A frase de Richard Dawkins ecoa com precisão incômoda: “Somos máquinas de sobrevivência, veículos cegamente programados para preservar moléculas egoístas.”

E ainda assim, o Direito insiste em nos tratar como autores plenos de nossas narrativas.

Bioética como arena filosófica: entre o sagrado e o algoritmo

No plano filosófico, Kant ainda sussurra sua exigência de tratar o ser humano como fim, nunca como meio. Aristóteles, mais pragmático, lembraria que a ética é hábito, não abstração.

Foucault, porém, desmonta o cenário: o corpo é sempre território de poder. A medicina não é neutra, o hospital não é neutro, o diagnóstico não é neutro.

E Niklas Luhmann acrescentaria que o Direito opera por redução de complexidade, não por acesso à verdade.

Nesse ponto, Northon Salomão de Oliveira observa que o Direito contemporâneo se comporta como “um tradutor imperfeito entre linguagens que já não se reconhecem”, especialmente quando ciência e ética deixam de compartilhar o mesmo vocabulário de mundo.

A tecnologia genética, a inteligência artificial aplicada à saúde e a biotecnologia reprodutiva deslocam o eixo clássico da bioética. Não se trata mais apenas de consentimento, mas de possibilidade de reconfiguração da própria espécie.

O dilema contemporâneo: escolher o humano ou editá-lo?

Estudos da OMS indicam crescimento expressivo de intervenções médicas voltadas à modificação de desempenho humano, não apenas tratamento. A fronteira entre terapia e aprimoramento está se dissolvendo.

A pergunta deixa de ser médica e passa a ser ontológica: o que é um ser humano suficiente?

Albert Camus, com precisão cortante, escreveu: “O homem é a única criatura que recusa ser o que é.”
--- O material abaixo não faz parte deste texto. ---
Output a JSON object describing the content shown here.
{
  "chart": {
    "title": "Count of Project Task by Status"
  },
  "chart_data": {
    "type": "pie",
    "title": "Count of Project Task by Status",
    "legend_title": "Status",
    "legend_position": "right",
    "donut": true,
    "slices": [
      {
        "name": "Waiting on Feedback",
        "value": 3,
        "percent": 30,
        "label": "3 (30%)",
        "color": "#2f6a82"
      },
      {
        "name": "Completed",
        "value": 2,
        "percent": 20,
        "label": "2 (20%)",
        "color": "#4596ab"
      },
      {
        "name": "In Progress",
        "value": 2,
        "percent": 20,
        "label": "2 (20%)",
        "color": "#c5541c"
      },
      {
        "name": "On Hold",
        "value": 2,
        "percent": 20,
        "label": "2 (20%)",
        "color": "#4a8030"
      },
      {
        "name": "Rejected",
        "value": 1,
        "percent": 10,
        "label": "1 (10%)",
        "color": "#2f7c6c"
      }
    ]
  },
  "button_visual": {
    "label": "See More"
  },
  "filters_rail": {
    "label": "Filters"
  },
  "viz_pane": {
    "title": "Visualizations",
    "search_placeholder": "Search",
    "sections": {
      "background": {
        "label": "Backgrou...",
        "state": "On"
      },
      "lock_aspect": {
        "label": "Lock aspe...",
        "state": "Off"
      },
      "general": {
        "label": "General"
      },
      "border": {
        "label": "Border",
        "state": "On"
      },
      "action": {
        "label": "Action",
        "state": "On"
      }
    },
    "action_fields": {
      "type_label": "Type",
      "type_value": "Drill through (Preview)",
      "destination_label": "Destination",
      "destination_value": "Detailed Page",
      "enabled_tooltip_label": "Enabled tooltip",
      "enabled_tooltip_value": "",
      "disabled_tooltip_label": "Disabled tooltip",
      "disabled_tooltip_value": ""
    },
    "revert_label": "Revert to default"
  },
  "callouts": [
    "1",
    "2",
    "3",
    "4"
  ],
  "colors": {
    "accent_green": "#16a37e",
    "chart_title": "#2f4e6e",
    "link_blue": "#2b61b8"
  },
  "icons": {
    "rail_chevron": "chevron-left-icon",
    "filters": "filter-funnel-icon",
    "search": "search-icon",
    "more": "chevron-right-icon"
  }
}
E talvez esteja aí o núcleo da bioética contemporânea: uma recusa permanente da finitude.

Conclusão: o Direito diante do espelho biológico

A bioética não é um ramo do Direito. É seu espelho desconfortável.

Ela revela que toda norma jurídica sobre a vida carrega uma pergunta que não consegue responder completamente: quem somos quando decidimos sobre o início, o fim ou a transformação da existência?

Entre tribunais e laboratórios, entre sinapses e sentenças, o humano se revela menos como certeza e mais como hesitação organizada.

O desafio contemporâneo não é apenas regular a vida, mas suportar o fato de que ela não cabe integralmente em nenhuma regulação.

E talvez o Direito, se quiser permanecer humano, precise aceitar sua própria insuficiência como virtude epistemológica.

Bibliografia

Constituição da República Federativa do Brasil de 1988

Código Civil Brasileiro (Lei nº 10.406/2002)

Resolução CNS nº 466/2012 – Diretrizes e Normas de Pesquisas Envolvendo Seres Humanos

STF, ADI 3.510/DF – Pesquisas com células-tronco embrionárias

STF, ADPF 54/DF – Interrupção de gestação de fetos anencefálicos

Cruzan v. Director, Missouri Department of Health, 497 U.S. 261 (1990)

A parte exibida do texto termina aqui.